Zynga Shutters Japanese Offices, 11 Social Games
Zynga (Nasdaq: ZNGA) is closing its Japanese branch and ending maintenance and development on 11 of its social games in an effort to cut costs. Reuters

As part of its ongoing effort to cut costs and return to general financial solvency and corporate stability, Zynga (Nasdaq: ZNGA) is closing its entire Japanese branch and pulling 11 of its underperforming social games from Facebook’s (Nasdaq: FB) game center.

A notice posted on the Zynga Japan’s website late in December 2012 announced that the company will be officially dissolved on Jan. 31, 2013. The branch was originally created in 2010 as a joint venture with the Japanese telecommunications company SoftBank (TYO: 9984) intended to capitalize on Japan’s enthusiastic gaming culture and SoftBank’s existing infrastructure of mobile and web technology.

Along with the continued office closures, Zynga is also letting go of several of its underperforming titles. A report from TechCrunch identified at least 10 titles so far including “PetVille,” “Mafia Wars 2” and “FishVille.”

“Thank you for supporting PetVille and for being a loyal player! We’re sorry to inform you that PetVille will be shutting down on Dec. 30, 2012,” one such announcement posted on PetVille’s Facebook page said. “In place of PetVille, we encourage you to play other Zynga games like Castleville, Chefville, Farmville 2, Mafia Wars and Yoville.”

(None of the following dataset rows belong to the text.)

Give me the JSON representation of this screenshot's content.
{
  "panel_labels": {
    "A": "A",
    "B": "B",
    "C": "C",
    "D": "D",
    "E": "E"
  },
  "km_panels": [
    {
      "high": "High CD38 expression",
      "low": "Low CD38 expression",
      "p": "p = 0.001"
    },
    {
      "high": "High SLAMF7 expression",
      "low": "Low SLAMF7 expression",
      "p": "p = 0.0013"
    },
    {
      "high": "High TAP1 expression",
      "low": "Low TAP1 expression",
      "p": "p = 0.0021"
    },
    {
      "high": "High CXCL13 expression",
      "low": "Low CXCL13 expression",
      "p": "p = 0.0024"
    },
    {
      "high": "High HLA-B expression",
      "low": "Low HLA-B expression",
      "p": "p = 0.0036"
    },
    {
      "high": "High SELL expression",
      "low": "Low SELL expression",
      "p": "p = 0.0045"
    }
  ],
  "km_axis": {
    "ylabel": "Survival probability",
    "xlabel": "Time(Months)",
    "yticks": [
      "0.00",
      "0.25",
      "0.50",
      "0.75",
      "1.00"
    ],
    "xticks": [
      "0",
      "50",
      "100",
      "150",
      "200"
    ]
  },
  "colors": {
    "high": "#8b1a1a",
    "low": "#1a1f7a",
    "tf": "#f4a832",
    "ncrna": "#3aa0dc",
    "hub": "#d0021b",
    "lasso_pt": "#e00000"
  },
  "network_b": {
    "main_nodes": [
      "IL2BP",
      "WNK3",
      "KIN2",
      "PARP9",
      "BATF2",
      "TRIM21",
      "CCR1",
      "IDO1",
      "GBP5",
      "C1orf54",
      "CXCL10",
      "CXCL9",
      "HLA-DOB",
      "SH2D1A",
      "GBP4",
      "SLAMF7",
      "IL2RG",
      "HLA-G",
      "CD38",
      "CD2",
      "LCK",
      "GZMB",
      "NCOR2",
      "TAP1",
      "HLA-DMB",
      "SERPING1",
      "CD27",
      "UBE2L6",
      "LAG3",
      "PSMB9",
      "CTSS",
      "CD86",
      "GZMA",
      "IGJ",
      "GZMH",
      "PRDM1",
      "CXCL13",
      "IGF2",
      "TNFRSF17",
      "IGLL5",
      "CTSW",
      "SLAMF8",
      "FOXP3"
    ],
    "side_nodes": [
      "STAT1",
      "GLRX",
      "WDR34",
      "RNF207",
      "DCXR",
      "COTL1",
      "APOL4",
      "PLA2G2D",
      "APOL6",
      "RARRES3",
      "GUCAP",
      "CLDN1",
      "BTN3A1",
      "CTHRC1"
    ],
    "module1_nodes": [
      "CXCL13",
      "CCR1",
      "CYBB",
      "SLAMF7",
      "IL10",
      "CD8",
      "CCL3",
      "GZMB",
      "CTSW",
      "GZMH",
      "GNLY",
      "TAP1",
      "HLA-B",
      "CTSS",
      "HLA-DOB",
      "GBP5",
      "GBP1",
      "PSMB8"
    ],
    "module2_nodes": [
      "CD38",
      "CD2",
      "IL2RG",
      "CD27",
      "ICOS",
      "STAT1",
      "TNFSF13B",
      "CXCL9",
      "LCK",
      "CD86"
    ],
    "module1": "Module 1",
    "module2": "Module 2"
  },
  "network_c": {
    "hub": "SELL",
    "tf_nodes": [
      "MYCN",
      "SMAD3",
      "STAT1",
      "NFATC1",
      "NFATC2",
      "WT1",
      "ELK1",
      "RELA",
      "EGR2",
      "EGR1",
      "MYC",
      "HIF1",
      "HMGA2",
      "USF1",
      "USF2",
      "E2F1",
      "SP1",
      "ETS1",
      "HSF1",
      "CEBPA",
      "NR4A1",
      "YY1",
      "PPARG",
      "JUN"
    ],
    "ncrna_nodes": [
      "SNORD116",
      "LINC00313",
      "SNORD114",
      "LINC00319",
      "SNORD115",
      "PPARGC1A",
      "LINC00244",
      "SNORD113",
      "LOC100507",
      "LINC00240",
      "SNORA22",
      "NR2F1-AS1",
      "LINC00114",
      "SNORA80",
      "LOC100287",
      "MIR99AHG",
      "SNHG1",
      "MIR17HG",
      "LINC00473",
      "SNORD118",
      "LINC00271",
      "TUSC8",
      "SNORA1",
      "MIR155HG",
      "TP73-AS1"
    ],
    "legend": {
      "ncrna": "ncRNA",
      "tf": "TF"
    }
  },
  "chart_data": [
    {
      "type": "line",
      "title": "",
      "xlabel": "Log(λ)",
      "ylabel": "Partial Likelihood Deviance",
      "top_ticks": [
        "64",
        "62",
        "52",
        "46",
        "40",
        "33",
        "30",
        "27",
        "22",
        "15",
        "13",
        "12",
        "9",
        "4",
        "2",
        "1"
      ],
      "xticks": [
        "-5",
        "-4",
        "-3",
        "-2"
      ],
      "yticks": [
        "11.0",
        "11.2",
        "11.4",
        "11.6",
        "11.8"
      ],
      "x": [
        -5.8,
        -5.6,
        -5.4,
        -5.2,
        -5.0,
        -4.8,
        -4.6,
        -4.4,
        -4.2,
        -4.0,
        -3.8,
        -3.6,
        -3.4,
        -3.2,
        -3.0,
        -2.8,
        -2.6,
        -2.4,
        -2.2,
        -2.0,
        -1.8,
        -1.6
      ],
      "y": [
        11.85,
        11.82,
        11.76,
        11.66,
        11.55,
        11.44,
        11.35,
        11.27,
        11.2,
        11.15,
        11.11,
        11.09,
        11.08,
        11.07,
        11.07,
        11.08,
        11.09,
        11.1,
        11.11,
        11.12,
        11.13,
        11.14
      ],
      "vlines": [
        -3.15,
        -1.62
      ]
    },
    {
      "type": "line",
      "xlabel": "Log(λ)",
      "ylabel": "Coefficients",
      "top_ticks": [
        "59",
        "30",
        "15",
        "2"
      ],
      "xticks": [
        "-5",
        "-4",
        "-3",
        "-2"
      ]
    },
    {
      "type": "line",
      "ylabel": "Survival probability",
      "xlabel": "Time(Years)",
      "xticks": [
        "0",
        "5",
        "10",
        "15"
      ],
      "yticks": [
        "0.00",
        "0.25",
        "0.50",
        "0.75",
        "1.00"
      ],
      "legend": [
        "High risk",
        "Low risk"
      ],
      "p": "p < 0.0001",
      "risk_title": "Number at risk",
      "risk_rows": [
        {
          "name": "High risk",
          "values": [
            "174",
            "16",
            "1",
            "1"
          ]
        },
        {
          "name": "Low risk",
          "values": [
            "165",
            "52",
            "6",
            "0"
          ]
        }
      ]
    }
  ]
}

As a sort of reparations system for loyal players, Zynga is offering care packages of free virtual goods that can be carried to more popular titles like “CastleVille” or “FarmVille 2.”

“We appreciate your participation in PetVille as it helped make the game a fun place to meet and war with friends,” the Facebook post continued. “As a loyal PetVille player, you are eligible for a one-time, complimentary bonus package in one of either Castleville, or Chefville, or Farmville 2, or Mafia Wars or Yoville. You can start the process by logging into PetVilleand clicking on the ‘Redeem’ button.”

Caught in a downward spiral of plummeting stock prices, falling user numbers and brain-drain, as executives fled the company en masse, Zynga has spent the last six months reshuffling its budget and resources to focus on the development of social and mobile games with a better chance of monetizing users than the average “FarmVille” player has historically proven.

Of particular interest here is online gambling with users’ smartphones, a form of digital media which by its very nature is questionably legal but effective in pulling more money from players who understand the cost of a game like poker regardless of the platform. But the company has also begun to focus on “midcore” gaming in the hope that attracting a more serious audience of “gamers” will also draw in players willing to spend more on a given piece of entertainment.

Zynga still leads the Facebook app marketplace in terms of sheer user numbers by a wide margin, with two games in the top-five most-trafficked apps and over 250 million monthly active users (MAUs), according to Thursday’s figures from AppData. But these numbers have fallen dramatically along with the company’s stock price ever since it first released a weak second quarter earnings report late in July 2012.

Zynga shares jumped around 0.25 percent during the first day of trading in 2013, rising to $2.39 per share in late afternoon trading.